Sociology tries to clarify and relate events by abstraction from material contradictions. How this is done in positivism needs examining [not only are contradictions suppressed, but abstraction avoids the issue of essences].
'... in industrial market societies by no means everything... can be simply deduced from its principle [official ideologies like liberal freedom]. Such societies contain within themselves countless non-capitalist enclaves... At issue here is whether in order to perpetuate itself [capitalist society] needs such enclaves. Their specific irrationality complements as it were that of the structure as a whole. Social totality does not lead a life of its own over and above that which it unites and of which it is in its turn composed' (107) . The concept of society is needed, but the issue is a relation of parts to wholes. This is ignored in pleas for middle-range theories [this is Adorno 's term for the focus on specific issues and disputes advocated by Popper. It is a deliberate reference to the work of Merton, maybe as a kind of insult?]
'One would fetishise science if one radically separated the immanent problems from the real ones which are weakly reflected in its formalisms' (109). Social reality is contradictory and adequate 'knowledge is guaranteed by the possibility of grasping the contradiction as necessary and thus extending rationality to it' (109).

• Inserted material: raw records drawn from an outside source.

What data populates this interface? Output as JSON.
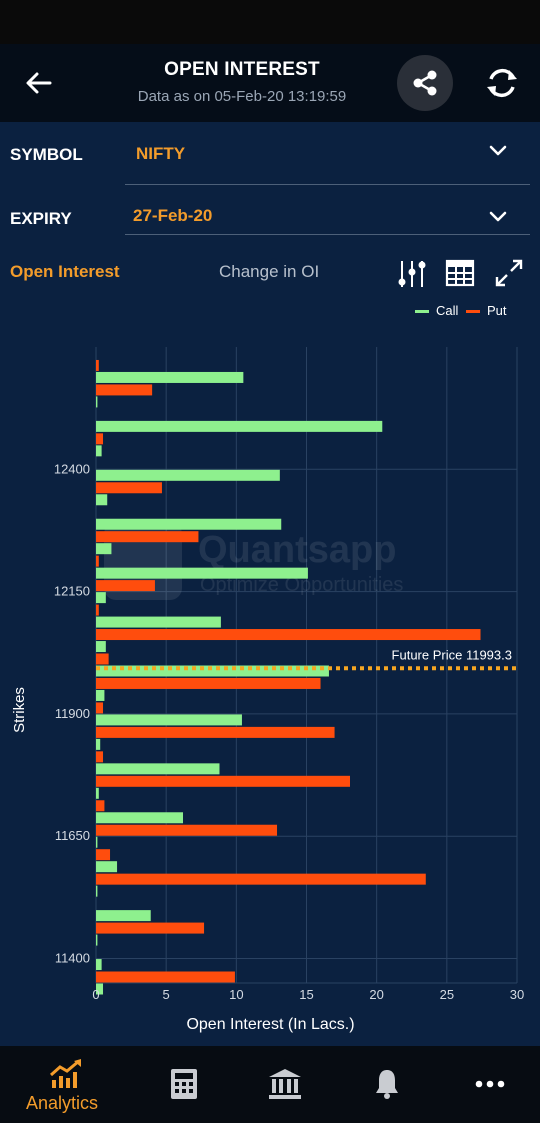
{
  "header": {
    "title": "OPEN INTEREST",
    "subtitle": "Data as on 05-Feb-20 13:19:59"
  },
  "symbol": {
    "label": "SYMBOL",
    "value": "NIFTY"
  },
  "expiry": {
    "label": "EXPIRY",
    "value": "27-Feb-20"
  },
  "tabs": {
    "active": "Open Interest",
    "inactive": "Change in OI"
  },
  "legend": {
    "call": "Call",
    "put": "Put"
  },
  "colors": {
    "call": "#8ef08e",
    "put": "#ff4d0d",
    "future": "#f5a623",
    "accent": "#f39c2b"
  },
  "chart_data": {
    "type": "bar",
    "orientation": "horizontal",
    "xlabel": "Open Interest (In Lacs.)",
    "ylabel": "Strikes",
    "xlim": [
      0,
      30
    ],
    "xticks": [
      0,
      5,
      10,
      15,
      20,
      25,
      30
    ],
    "ylim": [
      11350,
      12650
    ],
    "ytick_labels": [
      "12400",
      "12150",
      "11900",
      "11650",
      "11400"
    ],
    "ytick_values": [
      12400,
      12150,
      11900,
      11650,
      11400
    ],
    "strikes": [
      12600,
      12550,
      12500,
      12450,
      12400,
      12350,
      12300,
      12250,
      12200,
      12150,
      12100,
      12050,
      12000,
      11950,
      11900,
      11850,
      11800,
      11750,
      11700,
      11650,
      11600,
      11550,
      11500,
      11450,
      11400,
      11350
    ],
    "series": [
      {
        "name": "Call",
        "values": [
          10.5,
          0.1,
          20.4,
          0.4,
          13.1,
          0.8,
          13.2,
          1.1,
          15.1,
          0.7,
          8.9,
          0.7,
          16.6,
          0.6,
          10.4,
          0.3,
          8.8,
          0.2,
          6.2,
          0.1,
          1.5,
          0.1,
          3.9,
          0.1,
          0.4,
          0.5
        ]
      },
      {
        "name": "Put",
        "values": [
          0.2,
          4.0,
          0.0,
          0.5,
          0.0,
          4.7,
          0.0,
          7.3,
          0.2,
          4.2,
          0.2,
          27.4,
          0.9,
          16.0,
          0.5,
          17.0,
          0.5,
          18.1,
          0.6,
          12.9,
          1.0,
          23.5,
          0.0,
          7.7,
          0.0,
          9.9
        ]
      }
    ],
    "future_price": {
      "label": "Future Price",
      "value": 11993.3,
      "value_text": "11993.3"
    }
  },
  "watermark": {
    "name": "Quantsapp",
    "tagline": "Optimize Opportunities"
  },
  "nav": {
    "analytics_label": "Analytics"
  },
  "icons": [
    "back-arrow-icon",
    "share-icon",
    "refresh-icon",
    "chevron-down-icon",
    "filter-sliders-icon",
    "table-grid-icon",
    "expand-icon",
    "chart-trend-icon",
    "calculator-icon",
    "bank-icon",
    "bell-icon",
    "more-dots-icon"
  ]
}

Popper does seem to recognise that research is done in institutions for career purposes [but, presumably, does not follow the implications through -- that these institutions also take part in capitalist social relations etc] (110).

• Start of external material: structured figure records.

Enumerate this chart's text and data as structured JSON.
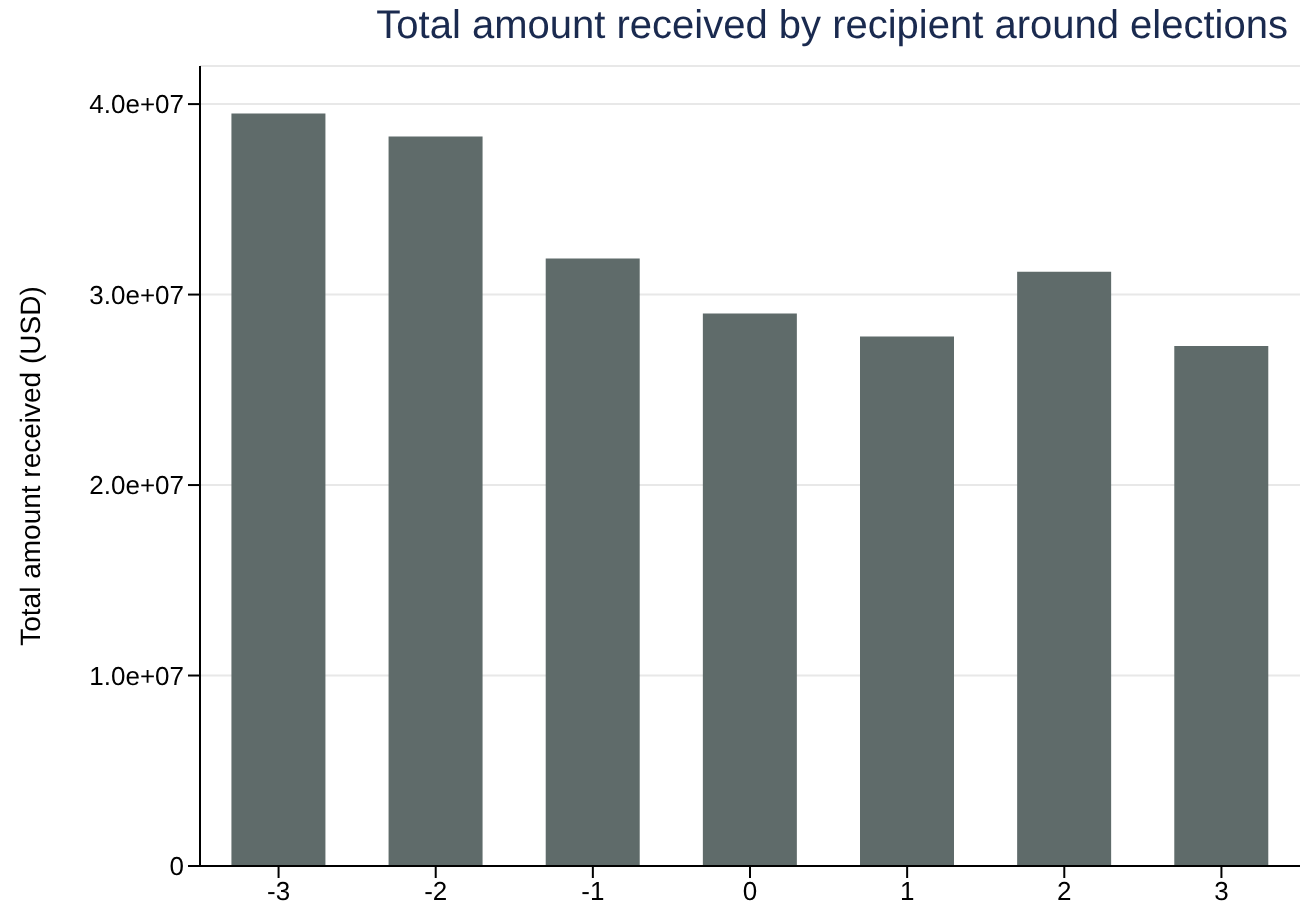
{
  "chart_data": {
    "type": "bar",
    "title": "Total amount received by recipient around elections",
    "ylabel": "Total amount received (USD)",
    "categories": [
      "-3",
      "-2",
      "-1",
      "0",
      "1",
      "2",
      "3"
    ],
    "values": [
      39500000,
      38300000,
      31900000,
      29000000,
      27800000,
      31200000,
      27300000
    ],
    "color": "#5f6b6a",
    "ylim": [
      0,
      42000000
    ],
    "yticks": [
      {
        "value": 0,
        "label": "0"
      },
      {
        "value": 10000000,
        "label": "1.0e+07"
      },
      {
        "value": 20000000,
        "label": "2.0e+07"
      },
      {
        "value": 30000000,
        "label": "3.0e+07"
      },
      {
        "value": 40000000,
        "label": "4.0e+07"
      }
    ],
    "grid": "y"
  }
}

'By no means the last of the necessary tasks of epistemology... would be to reflect on the actual process of cognition instead of [imposing a model or a methodology]' (111).
Criticism also presupposes a solution or implies it, so sociology can never just be self-critical but must criticise society in order to be adequate to its object (114).
Popper's limited ventures into the sociology of knowledge [the bits on 'anthropology', and the bits about the role of illusion] are uncritical. There is no attempt to see ideology as socially necessary illusion. This implies a relativism. Popper abandons the attempt to distinguish between true and false consciousness and therefore abandons objectivity itself [which should include a discussion of how truth can become distorted].
'The insight into society as a totality... [means]... that all the moments active in this totality... [are not]... reducible one to another, but must be incorporated in knowledge; it cannot permit itself to be terrorised by the academic division of labour' (120). The role of the social and experience needs to be prioritised, as Durkheim said when defining social facts as constant and so on.